Ameliorative effect of vasopressin-(4-9) through vasopressin V_1A receptor on scopolamine-induced impairments of rat spatial memory in the eight-arm radial maze

In order to clarify the mechanism by which pGlu-Asn-Cys(Cys)-Pro-Arg-Gly-NH₂ (vasopressin-(4-9)), a major metabolite C-terminal fragment of [Arg⁸]-vasopressin (vasopressin-(1-9)), improves learning and memory, we used several different drugs such as an acetylcholine receptor antagonist, a Ca²⁺/calmodulin-dependent protein kinase II inhibitor, vasopressin receptor antagonists and L-type Ca²⁺ channel blocker to disrupt spatial memory in rats.

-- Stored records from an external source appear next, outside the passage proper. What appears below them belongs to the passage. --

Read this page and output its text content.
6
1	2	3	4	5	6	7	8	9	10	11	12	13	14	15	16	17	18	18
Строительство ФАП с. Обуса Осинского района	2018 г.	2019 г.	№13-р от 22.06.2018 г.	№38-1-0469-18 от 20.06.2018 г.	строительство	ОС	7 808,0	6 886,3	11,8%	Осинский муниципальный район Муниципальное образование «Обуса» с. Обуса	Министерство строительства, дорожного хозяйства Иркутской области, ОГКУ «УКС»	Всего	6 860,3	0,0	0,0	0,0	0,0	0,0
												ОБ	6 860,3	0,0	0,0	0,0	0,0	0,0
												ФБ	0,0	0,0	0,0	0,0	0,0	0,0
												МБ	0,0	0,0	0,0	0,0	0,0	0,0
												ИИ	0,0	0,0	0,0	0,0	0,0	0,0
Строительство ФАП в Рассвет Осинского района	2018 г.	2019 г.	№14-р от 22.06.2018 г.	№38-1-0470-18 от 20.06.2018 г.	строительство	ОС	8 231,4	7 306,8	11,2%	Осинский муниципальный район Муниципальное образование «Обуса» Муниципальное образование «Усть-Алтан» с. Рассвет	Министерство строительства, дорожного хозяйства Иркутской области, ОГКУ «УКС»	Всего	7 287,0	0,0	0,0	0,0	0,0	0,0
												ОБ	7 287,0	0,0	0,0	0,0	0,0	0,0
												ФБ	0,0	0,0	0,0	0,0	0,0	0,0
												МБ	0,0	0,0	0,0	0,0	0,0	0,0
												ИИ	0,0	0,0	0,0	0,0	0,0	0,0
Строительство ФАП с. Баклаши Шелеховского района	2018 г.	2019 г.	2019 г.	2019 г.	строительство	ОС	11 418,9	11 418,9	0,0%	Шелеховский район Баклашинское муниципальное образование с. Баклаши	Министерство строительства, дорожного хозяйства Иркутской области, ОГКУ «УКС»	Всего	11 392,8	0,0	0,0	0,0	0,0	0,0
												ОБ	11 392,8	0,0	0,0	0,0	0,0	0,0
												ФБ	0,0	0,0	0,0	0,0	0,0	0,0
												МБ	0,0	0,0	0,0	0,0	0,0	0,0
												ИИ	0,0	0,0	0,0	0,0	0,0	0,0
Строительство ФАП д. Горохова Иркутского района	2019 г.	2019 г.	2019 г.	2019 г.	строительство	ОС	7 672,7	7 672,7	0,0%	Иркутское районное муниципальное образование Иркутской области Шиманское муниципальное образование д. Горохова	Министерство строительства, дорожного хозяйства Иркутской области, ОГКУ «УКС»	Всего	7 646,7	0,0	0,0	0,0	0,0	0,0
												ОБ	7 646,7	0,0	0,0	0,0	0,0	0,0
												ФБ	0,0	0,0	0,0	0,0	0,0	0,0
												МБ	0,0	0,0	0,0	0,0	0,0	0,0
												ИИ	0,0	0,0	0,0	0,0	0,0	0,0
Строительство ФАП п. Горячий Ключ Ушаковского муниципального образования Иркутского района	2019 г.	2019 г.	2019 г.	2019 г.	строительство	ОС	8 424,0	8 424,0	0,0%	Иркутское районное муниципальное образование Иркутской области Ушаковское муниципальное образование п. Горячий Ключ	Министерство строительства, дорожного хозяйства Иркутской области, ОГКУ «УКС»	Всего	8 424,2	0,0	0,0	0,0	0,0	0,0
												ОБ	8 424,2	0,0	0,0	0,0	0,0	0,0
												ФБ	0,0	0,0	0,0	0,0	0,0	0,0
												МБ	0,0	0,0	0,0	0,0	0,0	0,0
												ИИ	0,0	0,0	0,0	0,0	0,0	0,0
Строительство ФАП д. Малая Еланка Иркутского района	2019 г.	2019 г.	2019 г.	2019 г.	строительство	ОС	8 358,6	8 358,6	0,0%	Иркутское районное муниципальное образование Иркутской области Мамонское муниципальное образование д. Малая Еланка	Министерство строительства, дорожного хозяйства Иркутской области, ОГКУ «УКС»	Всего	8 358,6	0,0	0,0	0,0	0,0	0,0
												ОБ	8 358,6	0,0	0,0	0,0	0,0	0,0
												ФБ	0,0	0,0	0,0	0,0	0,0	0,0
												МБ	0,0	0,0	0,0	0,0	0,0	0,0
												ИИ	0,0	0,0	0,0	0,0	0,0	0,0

Moreover, we examined the effect of vasopressin-(4-9) on acetylcholine release in the ventral hippocampus using microdialysis. Vasopressin-(4-9) (10 fg/brain, i.c.v.) improved the impairment of spatial memory in the eight-arm radial maze induced by scopolamine, pirenzepine and Ca²⁺/calmodulin -dependent protein kinase II inhibitor. Pirenzepine, a vasopressin V_1A receptor antagonist, and L-type Ca²⁺ channel blocker, but not a vasopressin V₂ receptor antagonist, suppressed the effects of vasopressin-(4-9) on scopolamine-induced impairment of spatial memory. Moreover, vasopressin-(4-9) did not affect acetylcholine release in the ventral hippocampus of intact rats or of scopolamine-treated rats as assessed by microdialysis. These results suggest that vasopressin-(4-9) activates vasopressin V_1A receptors on the postsynaptic membrane of cholinergic neurons, and induces a transient influx of intracellular Ca²⁺ through L-type Ca²⁺ channels to interact with muscarinic M₁ receptors. The activation of these processes by vasopressin-(4-9) is critically involved in the positive effect of vasopressin-(4-9) on scopolamine-induced impairment of spatial memory.